La poeta brasileña Ana Cristina César, en una imagen de 1982. / Fotografía de archivo de IMS

Las escritoras tienen que guardar las formas y son sometidas a otro escrutinio para que su trabajo no sea considerado literatura de segunda.

martes 18 de octubre de 2016

AL LADO de la tienda de autores de la Flip –el festival literario internacional más importante de Brasil–, me sorprende ver una serie de fotos desde las que me mira una mujer joven con gafas de sol, que sonríe o mira melancólica la vida pasar. Lleva un biquini a rayas o monta en bicicleta. Podría ser cualquier chica, pero es la poeta brasileña Ana Cristina César, una de las grandes voces líricas de la década de los setenta, a la que este año la Flip rinde homenaje. Ana C. se suicidó arrojándose desde un octavo piso en el barrio de Copacabana, donde vivían sus padres. Como alguna vez dijo, la poesía no es más que un tipo de locura cualquiera. La contemplo fumar estilosamente y pienso en todas las poetas marginales que como ellas son reconocidas cuando ya se han lanzado al vacío. En las 14 ediciones de festival, es la segunda mujer a la que se le rinde tal honor. La primera fue Clarice Lispector.

“Hay un intento de fetichizar a las escritoras, como si su imagen y misteriosa biografía se valorara más que su obra”

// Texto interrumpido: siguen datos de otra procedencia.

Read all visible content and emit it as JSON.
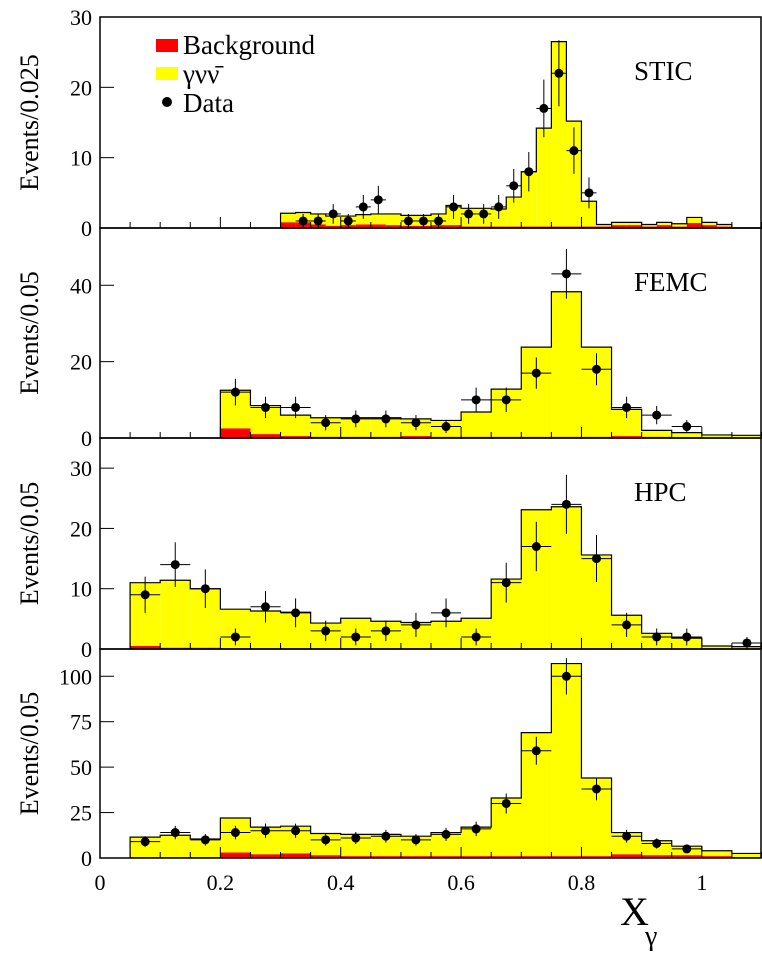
{
  "chart_data": [
    {
      "type": "bar",
      "panel_label": "STIC",
      "ylabel": "Events/0.025",
      "ylim": [
        0,
        30
      ],
      "yticks": [
        0,
        10,
        20,
        30
      ],
      "bin_width": 0.025,
      "bin_starts": [
        0.3,
        0.325,
        0.35,
        0.375,
        0.4,
        0.425,
        0.45,
        0.475,
        0.5,
        0.525,
        0.55,
        0.575,
        0.6,
        0.625,
        0.65,
        0.675,
        0.7,
        0.725,
        0.75,
        0.775,
        0.8,
        0.825,
        0.85,
        0.875,
        0.9,
        0.925,
        0.95,
        0.975,
        1.0,
        1.025,
        1.05,
        1.075
      ],
      "series": [
        {
          "name": "Background",
          "values": [
            0.8,
            0.8,
            0.5,
            0.3,
            0.4,
            0.5,
            0.5,
            0.4,
            0.3,
            0.3,
            0.4,
            0.4,
            0.2,
            0.2,
            0.2,
            0.2,
            0.2,
            0.2,
            0.2,
            0.2,
            0.2,
            0.2,
            0.4,
            0.4,
            0.2,
            0.4,
            0.2,
            0.7,
            0.4,
            0.2,
            0.0,
            0.0
          ]
        },
        {
          "name": "γνν̄",
          "values": [
            1.3,
            1.4,
            1.5,
            1.4,
            1.3,
            1.4,
            1.5,
            1.6,
            1.5,
            1.5,
            1.6,
            2.8,
            2.6,
            2.6,
            2.5,
            4.2,
            7.8,
            14.0,
            26.3,
            15.0,
            3.6,
            0.3,
            0.4,
            0.4,
            0.3,
            0.4,
            0.4,
            0.8,
            0.4,
            0.3,
            0.0,
            0.0
          ]
        }
      ],
      "data_points": {
        "name": "Data",
        "x": [
          0.3375,
          0.3625,
          0.3875,
          0.4125,
          0.4375,
          0.4625,
          0.5125,
          0.5375,
          0.5625,
          0.5875,
          0.6125,
          0.6375,
          0.6625,
          0.6875,
          0.7125,
          0.7375,
          0.7625,
          0.7875,
          0.8125
        ],
        "y": [
          1,
          1,
          2,
          1,
          3,
          4,
          1,
          1,
          1,
          3,
          2,
          2,
          3,
          6,
          8,
          17,
          22,
          11,
          5
        ],
        "err": [
          1,
          1,
          1.4,
          1,
          1.7,
          2,
          1,
          1,
          1,
          1.7,
          1.4,
          1.4,
          1.7,
          2.4,
          2.8,
          4.1,
          4.7,
          3.3,
          2.2
        ]
      }
    },
    {
      "type": "bar",
      "panel_label": "FEMC",
      "ylabel": "Events/0.05",
      "ylim": [
        0,
        55
      ],
      "yticks": [
        0,
        20,
        40
      ],
      "bin_width": 0.05,
      "bin_starts": [
        0.2,
        0.25,
        0.3,
        0.35,
        0.4,
        0.45,
        0.5,
        0.55,
        0.6,
        0.65,
        0.7,
        0.75,
        0.8,
        0.85,
        0.9,
        0.95,
        1.0,
        1.05
      ],
      "series": [
        {
          "name": "Background",
          "values": [
            2.5,
            1.0,
            0.5,
            0.3,
            0.3,
            0.3,
            0.5,
            0.3,
            0.3,
            0.3,
            0.3,
            0.3,
            0.3,
            0.5,
            0.3,
            0.2,
            0.1,
            0.1
          ]
        },
        {
          "name": "γνν̄",
          "values": [
            10.0,
            7.5,
            5.5,
            5.0,
            5.0,
            5.0,
            4.5,
            4.3,
            6.5,
            12.5,
            23.5,
            38.0,
            23.5,
            7.0,
            1.7,
            1.2,
            0.7,
            0.6
          ]
        }
      ],
      "data_points": {
        "name": "Data",
        "x": [
          0.225,
          0.275,
          0.325,
          0.375,
          0.425,
          0.475,
          0.525,
          0.575,
          0.625,
          0.675,
          0.725,
          0.775,
          0.825,
          0.875,
          0.925,
          0.975
        ],
        "y": [
          12,
          8,
          8,
          4,
          5,
          5,
          4,
          3,
          10,
          10,
          17,
          43,
          18,
          8,
          6,
          3
        ],
        "err": [
          3.5,
          2.8,
          2.8,
          2,
          2.2,
          2.2,
          2,
          1.7,
          3.2,
          3.2,
          4.1,
          6.5,
          4.2,
          2.8,
          2.4,
          1.7
        ]
      }
    },
    {
      "type": "bar",
      "panel_label": "HPC",
      "ylabel": "Events/0.05",
      "ylim": [
        0,
        35
      ],
      "yticks": [
        0,
        10,
        20,
        30
      ],
      "bin_width": 0.05,
      "bin_starts": [
        0.05,
        0.1,
        0.15,
        0.2,
        0.25,
        0.3,
        0.35,
        0.4,
        0.45,
        0.5,
        0.55,
        0.6,
        0.65,
        0.7,
        0.75,
        0.8,
        0.85,
        0.9,
        0.95,
        1.0,
        1.05
      ],
      "series": [
        {
          "name": "Background",
          "values": [
            0.5,
            0.2,
            0.2,
            0.1,
            0.1,
            0.1,
            0.1,
            0.1,
            0.1,
            0.1,
            0.1,
            0.1,
            0.1,
            0.1,
            0.1,
            0.1,
            0.1,
            0.1,
            0.1,
            0.1,
            0.1
          ]
        },
        {
          "name": "γνν̄",
          "values": [
            10.5,
            11.2,
            9.8,
            6.5,
            6.2,
            6.0,
            4.2,
            5.0,
            4.5,
            4.3,
            4.5,
            5.0,
            11.5,
            23.0,
            23.5,
            15.5,
            5.5,
            2.5,
            1.7,
            0.4,
            0.3
          ]
        }
      ],
      "data_points": {
        "name": "Data",
        "x": [
          0.075,
          0.125,
          0.175,
          0.225,
          0.275,
          0.325,
          0.375,
          0.425,
          0.475,
          0.525,
          0.575,
          0.625,
          0.675,
          0.725,
          0.775,
          0.825,
          0.875,
          0.925,
          0.975,
          1.075
        ],
        "y": [
          9,
          14,
          10,
          2,
          7,
          6,
          3,
          2,
          3,
          4,
          6,
          2,
          11,
          17,
          24,
          15,
          4,
          2,
          2,
          1
        ],
        "err": [
          3,
          3.7,
          3.2,
          1.4,
          2.6,
          2.4,
          1.7,
          1.4,
          1.7,
          2,
          2.4,
          1.4,
          3.3,
          4.1,
          4.9,
          3.9,
          2,
          1.4,
          1.4,
          1
        ]
      }
    },
    {
      "type": "bar",
      "panel_label": "",
      "ylabel": "Events/0.05",
      "ylim": [
        0,
        115
      ],
      "yticks": [
        0,
        25,
        50,
        75,
        100
      ],
      "bin_width": 0.05,
      "bin_starts": [
        0.05,
        0.1,
        0.15,
        0.2,
        0.25,
        0.3,
        0.35,
        0.4,
        0.45,
        0.5,
        0.55,
        0.6,
        0.65,
        0.7,
        0.75,
        0.8,
        0.85,
        0.9,
        0.95,
        1.0,
        1.05
      ],
      "series": [
        {
          "name": "Background",
          "values": [
            0.5,
            0.5,
            0.5,
            3.0,
            2.0,
            2.5,
            1.5,
            1.0,
            1.0,
            1.0,
            1.0,
            1.0,
            1.0,
            1.0,
            1.0,
            1.0,
            2.0,
            1.5,
            1.5,
            1.0,
            0.5
          ]
        },
        {
          "name": "γνν̄",
          "values": [
            11,
            12,
            10,
            19,
            15,
            15,
            12,
            12,
            12,
            11,
            13,
            16,
            32,
            68,
            106,
            43,
            12,
            8,
            5,
            3,
            2
          ]
        }
      ],
      "data_points": {
        "name": "Data",
        "x": [
          0.075,
          0.125,
          0.175,
          0.225,
          0.275,
          0.325,
          0.375,
          0.425,
          0.475,
          0.525,
          0.575,
          0.625,
          0.675,
          0.725,
          0.775,
          0.825,
          0.875,
          0.925,
          0.975
        ],
        "y": [
          9,
          14,
          10,
          14,
          15,
          15,
          10,
          11,
          12,
          10,
          13,
          16,
          30,
          59,
          100,
          38,
          12,
          8,
          5
        ],
        "err": [
          3,
          3.7,
          3.2,
          3.7,
          3.9,
          3.9,
          3.2,
          3.3,
          3.5,
          3.2,
          3.6,
          4,
          5.5,
          7.7,
          10,
          6.2,
          3.5,
          2.8,
          2.2
        ]
      }
    }
  ],
  "x_axis": {
    "xlim": [
      0,
      1.1
    ],
    "ticks": [
      0,
      0.2,
      0.4,
      0.6,
      0.8,
      1
    ],
    "tick_labels": [
      "0",
      "0.2",
      "0.4",
      "0.6",
      "0.8",
      "1"
    ],
    "label": "X",
    "label_subscript": "γ"
  },
  "legend": {
    "placement": "top-left of first panel",
    "entries": [
      {
        "label": "Background",
        "color": "#ff0000",
        "kind": "box"
      },
      {
        "label": "γνν̄",
        "color": "#ffff00",
        "kind": "box"
      },
      {
        "label": "Data",
        "color": "#000000",
        "kind": "marker"
      }
    ]
  },
  "colors": {
    "background": "#ff0000",
    "signal": "#ffff00",
    "data": "#000000"
  }
}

Ocurre algo con las mujeres escritoras, y Laura Folgueira, traductora, lo sabe mejor que nadie: “Hay un intento de fetichizar a las escritoras, como si su imagen y misteriosa biografía se valorara más que su obra”, me dice sentada en uno de los restaurantes del centro histórico de Paraty, construido sobre las piedras que arrastraron con sangre los esclavos. “Con los escritores hombres no ocurre lo mismo, ellos posan delante de su máquina de escribir y con eso basta”. Laura no está sola en esta gesta. La acompaña Marta López, junto a la cual fundó en 2014 el colectivo literario y feminista KDMulheres, dedicado a fiscalizar la presencia de mujeres en el mundo editorial, un entorno del que suelen ser excluidas. Su primera acción fue de guerrilla: llevar panfletos durante la Flip, presionando para que hubiera más escritoras en la programación principal. Finalmente lo lograron. Este año la organización apostó fuerte por ellas: más del 40% de autoras frente al 15% de años pasados; aunque queda mucho por hacer en un país en el que la primera presidenta mujer de su historia acaba de ser destituida. “La Flip es el gran escaparate literario del país y un espejo de la situación de las mujeres”, dice Laura, y reclama que se haga lo propio con las mujeres negras y las indígenas.

En un recital de slang, la joven poeta Mel Duarte deja claro que las mujeres no van a esperar a ser homenajeadas en biquini después de una vida de ostracismo y suicidio. Arenga contra el estupro, dice la palabra “vagina” y el vídeo se convierte en  viral. En tanto, en la cacareada mesa sobre sexo, la escritora brasileña Juliana Frank lleva al escenario todos los ancestrales temores del patriarcado. Hace todo lo que no debería hacer una mujer, menos si es escritora: gesticula, provoca, se desnuda, interactúa con el público, lanza mensajes encriptados y no, no se comporta. Por esto será agredida por algunos medios y viandantes, tachada de loca y drogadicta. Vuelvo a preguntarme si no hubieran tildado de genios a Easton Ellis, a José Ángel Mañas o al propio Dalí por algo parecido. Pero ellos eran payasos que podían permitirse serlo. Nosotras somos las locas que tenemos que guardar las formas para que nuestro trabajo no sea considerado literatura de segunda. Ya se lo reconocerán cuando esté muerta.

POR Gabriela Wiener

Es una escritora peruana, cronista, poeta y periodista, afincada en España desde el año 2003. Es columnista del diario peruano La República, corresponsal de la revista Etiqueta Negra y colaboradora frecuente de El País Semanal y Tentaciones.